For our family, the Holy Week would start with a Palm Sunday mass. It was always a sight to see: dozens of intricately weaved palaspas spread on the church’s sidewalk. But it was the smell that I remember the most—the sweet smell of fresh palms combined with the smell of candles and burnt incense. My nanay would then hang a couple of blessed palaspas on our front door. “To keep bad luck and evil spirits at away,” she would always say.
As a child, Mondays, Tuesdays, and Wednesdays were pretty uneventful during Holy Week. My lola’s friends would come over for the pabasa. Us, kids, were often told to stay inside and listen. (Can you imagine how terribly boring that was for five to ten-year-old kids?) We weren’t allowed to play outside. Many Filipinos believe that a wound sustained during the Holy Week would take forever to heal, so playing on Holy Week was a big no-no for my mom.
During Holy Thursday and Good Friday, we would hear mass and go on Visita Iglesia. There weren’t that many churches in our place, so it wasn’t really possible to visit at least seven churches. We did try to go to as many as we can. Afternoons were spent preparing for the Biyernes Santo prusisyon. The prusisyon was always extremely long and arduous, but there was something about it that never failed to fascinate me. The karwahes that were graciously adorned with hundreds of flowers, the numerous candles that lit the night, the singing and the chanting of prayers, the statues that depicted the events during the crucifixion of Christ—all of these lent an air of inviolability.
Growing up in a far-flung province, there were no Easter egg hunts on Easter Sundays. Saturdays and Sundays were a time for reflection. They were spent for rest and with the family.
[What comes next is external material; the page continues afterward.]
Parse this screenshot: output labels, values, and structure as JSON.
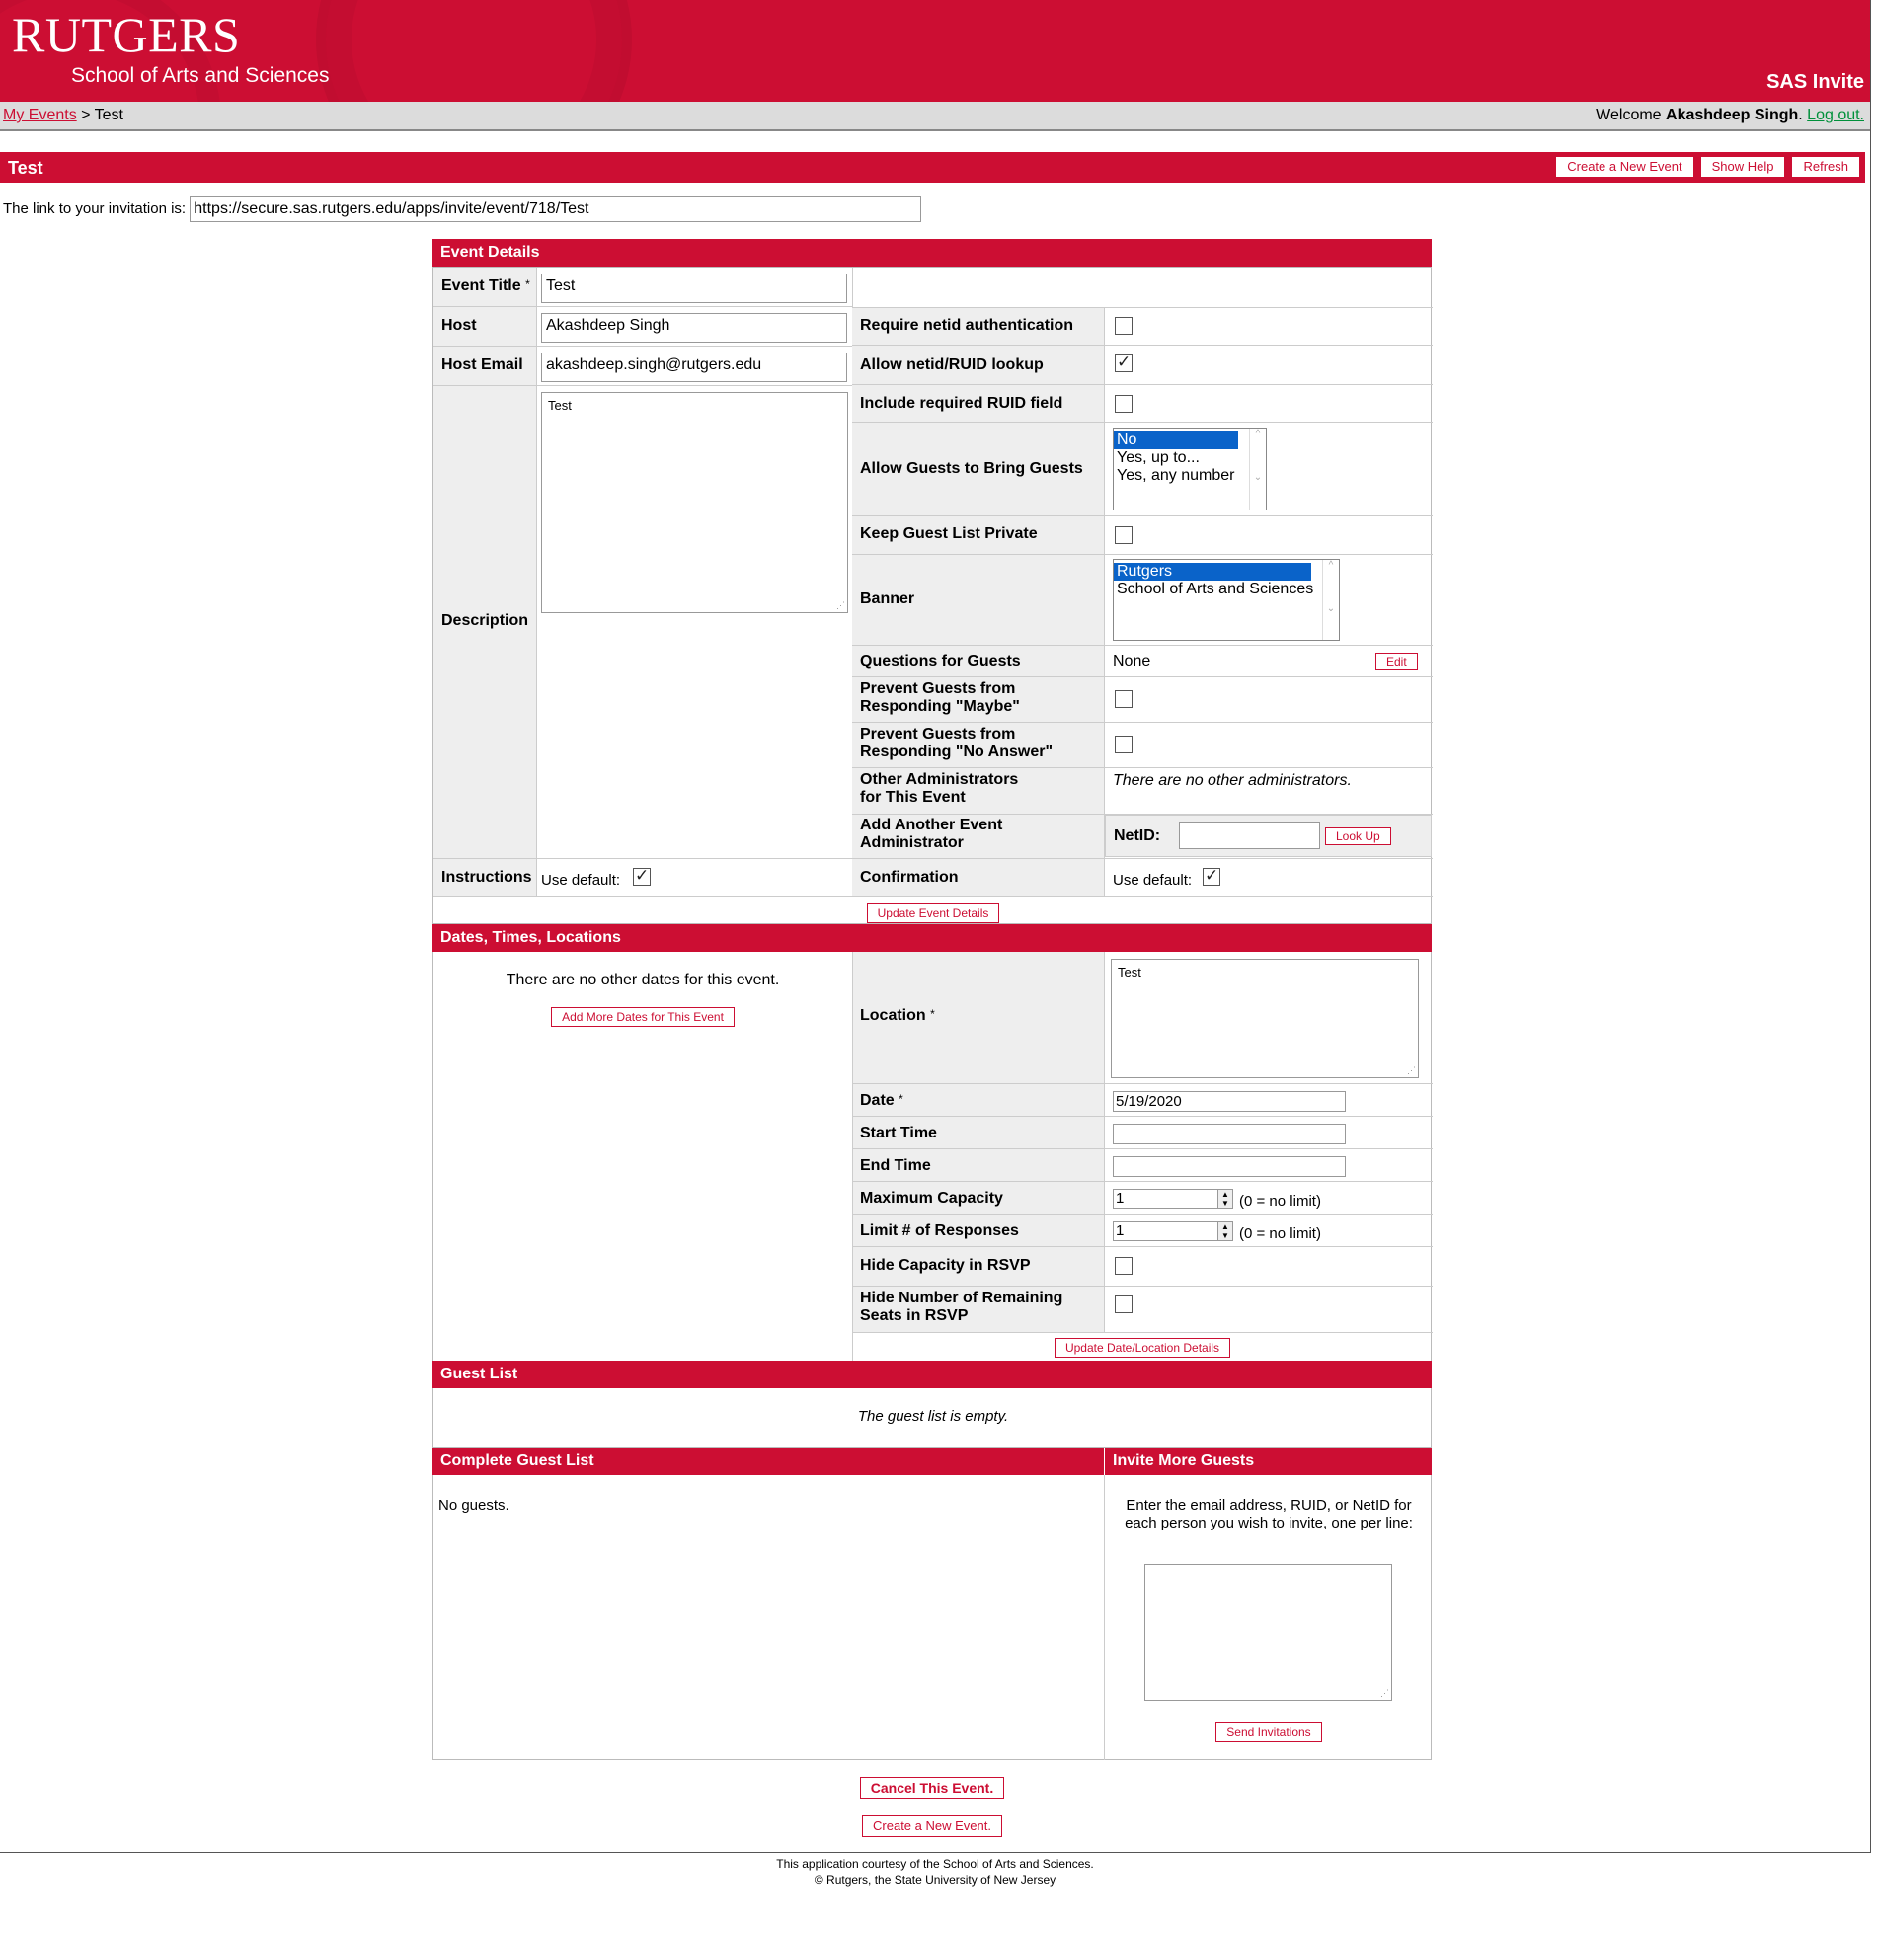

On a different note,my nanay used to horde on fish and seafood before the Holy Week. Since their prices would sometimes double during the Holy Week, she would buy them days before and keep them inside the freezer. Tuyo and paksiw were a Holy Week staple.
I was looking for dishes to prepare during the Holy Week, when I came upon this. Apparently, crocodile and alligator meat are considered seafood and can be eaten during the Lent. Hmm… I probably need to perfect the art of cooking crocodile meat, first.